Me quedaba dormido en el sillón porque me aterraba el timbrazo de la puerta, y con la adrenalina saliéndosete por los ojos es difícil arroparse en la camita. Y si me daba miedo el timbre de la puerta, lo del teléfono era ya pánico del de ensuciar la ropa interior, ustedes me disculparán.

Aquella noche sonó con más premura, o eso me pareció. Apenas entendí más que la urgencia de la situación, y compadecido con el sueño de la enfermera salí disparado en la furgoneta de albañil que teníamos por entonces. Cosas de novatos: presentarte tú sólo como si fueras el guerrero del antifaz. El pueblo estaba lejos y la distancia se hacía proporcional a mi acojone y al traqueteo metalizado de la furgo. Al llegar, angustia y llantos y empujones metiéndome en una habitación en tinieblas donde una ancianita boqueaba con esa respiración agónica que ya no vuelves a olvidar en tu vida. Debía tener una cara de pasmado que daba miedo porque la familia me instaba a hacer alguna maniobra salvadora y yo era un imberbe con un título y una novia que no había pedido que se reía de mí desde la esquina de esa habitación.

Me puse a hacerle a la buena señora el boca a boca, sí, a pelo, con las secreciones de su edema pulmonar subiéndole y bajándole por la garganta, alternándole con un masaje cardiaco que debía estar haciendo partirse de risa a la silenciosa parca mientras esperaba a que dejara de hacer el ridículo.
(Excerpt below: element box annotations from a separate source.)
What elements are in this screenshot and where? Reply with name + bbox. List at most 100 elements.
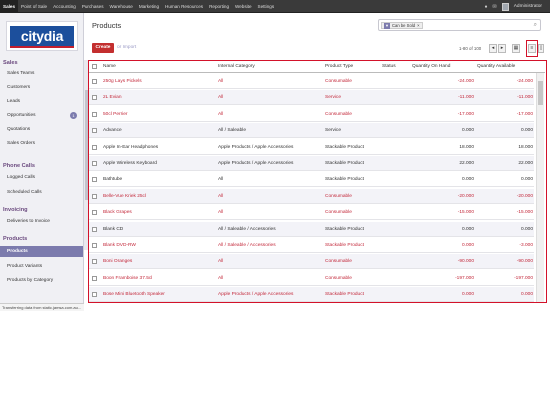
menu-sales[interactable]: Sales xyxy=(0,0,19,13)
cell-name: Advance xyxy=(103,128,122,134)
cell-product-type: Consumable xyxy=(325,259,352,265)
form-view-icon[interactable]: ▯ xyxy=(538,44,544,53)
menu-point-of-sale[interactable]: Point of Sale xyxy=(18,0,50,13)
table-row[interactable]: 50cl Perrier All Consumable -17.000 -17.000 xyxy=(89,107,534,122)
cell-internal-category: Apple Products / Apple Accessories xyxy=(218,144,294,150)
row-checkbox[interactable] xyxy=(92,226,97,232)
cell-quantity-available: -3.000 xyxy=(519,243,533,248)
menu-purchases[interactable]: Purchases xyxy=(79,0,107,13)
cell-internal-category: All xyxy=(218,111,224,117)
table-row[interactable]: Belle-Vue Kriek 25cl All Consumable -20.000… xyxy=(89,188,534,204)
cell-quantity-available: 22.000 xyxy=(518,161,533,166)
sidebar-item-deliveries-to-invoice[interactable]: Deliveries to Invoice xyxy=(7,216,81,227)
row-checkbox[interactable] xyxy=(92,210,97,216)
menu-settings[interactable]: Settings xyxy=(255,0,278,13)
sidebar-item-logged-calls[interactable]: Logged Calls xyxy=(7,172,81,183)
menu-reporting[interactable]: Reporting xyxy=(206,0,232,13)
search-input[interactable]: ▼ Can be Sold × ⌕ xyxy=(378,19,541,31)
avatar[interactable] xyxy=(501,2,509,11)
row-checkbox[interactable] xyxy=(92,243,97,248)
row-checkbox[interactable] xyxy=(92,177,97,183)
table-row[interactable]: Blank CD All / Saleable / Accessories Stac… xyxy=(89,221,534,237)
sidebar-item-product-variants[interactable]: Product Variants xyxy=(7,261,81,272)
search-icon[interactable]: ⌕ xyxy=(534,22,537,29)
sidebar-item-sales-teams[interactable]: Sales Teams xyxy=(7,68,81,79)
messages-icon[interactable]: ✉ xyxy=(493,4,497,10)
row-checkbox[interactable] xyxy=(92,161,97,166)
row-checkbox[interactable] xyxy=(92,292,97,298)
table-row[interactable]: Apple Wireless Keyboard Apple Products / … xyxy=(89,156,534,171)
column-header-product-type[interactable]: Product Type xyxy=(325,61,353,73)
row-checkbox[interactable] xyxy=(92,193,97,199)
cell-quantity-available: -20.000 xyxy=(516,193,533,199)
menu-accounting[interactable]: Accounting xyxy=(50,0,79,13)
table-row[interactable]: 250g Lays Pickels All Consumable -24.000 -24… xyxy=(89,74,534,89)
cell-status xyxy=(382,156,410,171)
sidebar-item-products[interactable]: Products xyxy=(0,246,83,257)
row-checkbox[interactable] xyxy=(92,79,97,84)
menu-warehouse[interactable]: Warehouse xyxy=(107,0,136,13)
row-checkbox[interactable] xyxy=(92,259,97,265)
sidebar-item-leads[interactable]: Leads xyxy=(7,96,81,107)
pager-next-button[interactable]: ▸ xyxy=(498,44,506,53)
company-logo[interactable]: citydia xyxy=(6,21,78,51)
table-row[interactable]: Blank DVD-RW All / Saleable / Accessories… xyxy=(89,238,534,253)
menu-human-resources[interactable]: Human Resources xyxy=(162,0,206,13)
import-link[interactable]: or Import xyxy=(117,43,136,53)
cell-name: Bathtube xyxy=(103,177,123,183)
kanban-view-icon[interactable]: ▦ xyxy=(512,44,520,53)
row-checkbox[interactable] xyxy=(92,95,97,101)
menu-marketing[interactable]: Marketing xyxy=(136,0,162,13)
table-row[interactable]: 2L Evian All Service -11.000 -11.000 xyxy=(89,90,534,106)
cell-product-type: Consumable xyxy=(325,111,352,117)
row-checkbox[interactable] xyxy=(92,275,97,281)
column-header-internal-category[interactable]: Internal Category xyxy=(218,61,255,73)
cell-product-type: Stackable Product xyxy=(325,144,364,150)
menu-website[interactable]: Website xyxy=(232,0,255,13)
table-scroll-thumb[interactable] xyxy=(538,81,543,105)
cell-quantity-on-hand: -90.000 xyxy=(457,259,474,265)
cell-quantity-on-hand: -15.000 xyxy=(457,210,474,216)
sidebar-item-sales-orders[interactable]: Sales Orders xyxy=(7,138,81,149)
cell-quantity-available: -197.000 xyxy=(514,275,533,281)
create-button[interactable]: Create xyxy=(92,43,114,53)
sidebar-item-products-by-category[interactable]: Products by Category xyxy=(7,275,81,286)
cell-internal-category: All xyxy=(218,275,224,281)
sidebar-item-opportunities[interactable]: Opportunities 1 xyxy=(7,110,81,121)
row-checkbox[interactable] xyxy=(92,144,97,150)
row-checkbox[interactable] xyxy=(92,128,97,134)
pager-value[interactable]: 1-80 of 100 xyxy=(459,44,481,53)
column-header-quantity-on-hand[interactable]: Quantity On Hand xyxy=(412,61,450,73)
sidebar-item-quotations[interactable]: Quotations xyxy=(7,124,81,135)
table-row[interactable]: Apple In-Ear Headphones Apple Products / … xyxy=(89,140,534,155)
search-facet-label: Can be Sold xyxy=(392,22,416,28)
pager-previous-button[interactable]: ◂ xyxy=(489,44,497,53)
table-row[interactable]: Bathtube All Stackable Product 0.000 0.000 xyxy=(89,172,534,188)
cell-internal-category: All xyxy=(218,79,224,84)
table-row[interactable]: Black Grapes All Consumable -15.000 -15.000 xyxy=(89,205,534,221)
user-name[interactable]: Administrator xyxy=(514,4,542,9)
column-header-name[interactable]: Name xyxy=(103,61,116,73)
table-scrollbar[interactable] xyxy=(536,73,544,302)
select-all-checkbox[interactable] xyxy=(92,64,97,69)
sidebar-item-customers[interactable]: Customers xyxy=(7,82,81,93)
table-row[interactable]: Boon Framboise 37.5cl All Consumable -197.0… xyxy=(89,271,534,286)
search-facet[interactable]: ▼ Can be Sold × xyxy=(381,22,423,29)
row-checkbox[interactable] xyxy=(92,111,97,117)
table-row[interactable]: Advance All / Saleable Service 0.000 0.000 xyxy=(89,123,534,139)
cell-quantity-available: 0.000 xyxy=(520,226,533,232)
cell-internal-category: All xyxy=(218,177,224,183)
cell-product-type: Consumable xyxy=(325,210,352,216)
cell-status xyxy=(382,189,410,204)
table-row[interactable]: Boni Oranges All Consumable -90.000 -90.000 xyxy=(89,254,534,270)
table-row[interactable]: Bose Mini Bluetooth Speaker Apple Product… xyxy=(89,287,534,302)
sidebar-item-scheduled-calls[interactable]: Scheduled Calls xyxy=(7,187,81,198)
cell-status xyxy=(382,254,410,269)
column-header-quantity-available[interactable]: Quantity Available xyxy=(477,61,515,73)
chat-icon[interactable]: ● xyxy=(485,4,488,10)
column-header-status[interactable]: Status xyxy=(382,61,396,73)
cell-quantity-on-hand: -24.000 xyxy=(457,79,474,84)
table-header: Name Internal Category Product Type Stat… xyxy=(89,61,545,73)
facet-remove-icon[interactable]: × xyxy=(417,23,419,29)
cell-internal-category: All xyxy=(218,95,224,101)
Harta de esperar, tomó las riendas y yo se lo agradecí, supongo que igual que la pobre abuela. Aquella mujer de pelo cano y cuatro pellejos debajo del camisón de franela fue mi primera experiencia con la muerte. No dormí el resto de la noche incapaz de alejar de mi memoria los recuerdos intangibles y los olores tangibles. Pero desde entonces, desde aquel desvirgamiento, ya no me ha abandonado en ningún momento.

He aprendido a adivinarla en algunas miradas, en algunos sonidos. He aprendido a darle la espalda y dejarla con un par de narices, victorias momentáneas, ella sólo tiene que sentarse a esperar en la puerta. Y lo mejor es que he ido aprendiendo a perderle el miedo. Soy como un chiquillo al que le aterraban los perros y a costa de ir viviendo con ellos, ahora no puede dormir sin sus ladridos. Como en todas las parejas, es importante no perderse el respeto. Y no sé por qué creo que ella me respeta, quizás que nos respeta a todos los médicos.

Anoche estaba de nuevo en la habitación de la Residencia de Ancianos, sentada en la esquina de la cama esperando turno. El pobre abuelo agonizaba con su Cheyne-Stoke a cuestas, sus pupilas ajenas a mis luces, y toda la frialdad del mundo en sus extremidades. Instintivamente miré sobre mi hombro como si la supiera allí detrás observando. Tardó casi tres horas en tomar posesión de su trofeo. Después me queda una sensación extraña, la falsa impostura de un pésame, el papeleo con los señores serios y trajeados de la funeraria sentados revisando lo que escribes y un baño de mortalidad y humildad que nos viene muy bien para bajarnos de nuestras torres de marfil de garantes de una de las tres cosas de las canción, aquellas que de verdad importan, según dicen.

Y quedamos ella y yo hasta la próxima, como antiguos amantes que se ven para echar un polvo, y se despiden pensando si tardarán mucho o poco en volver a refocilarse.

He empezado a hacer una lista con los pacientes de mi cupo que ya me ha arrebatado. Cosas de la mala memoria. Y se me hace raro saber de antemano quién será el último de esa lista.

Esta entrada les sonará rara a los jóvenes y sobradamente preparados médicos de familia que vinieron después de nosotros, y cercana a los que somos un poco más viejos y vivimos "otros tiempos"

Hoy término la entrada como el gran Miguel Angrl Manyez, con una canción sobre amores tórridos que ha servido para inspirar el título del post: Me And Mrs Jones, en la versión espectacular de Marvin Gayes.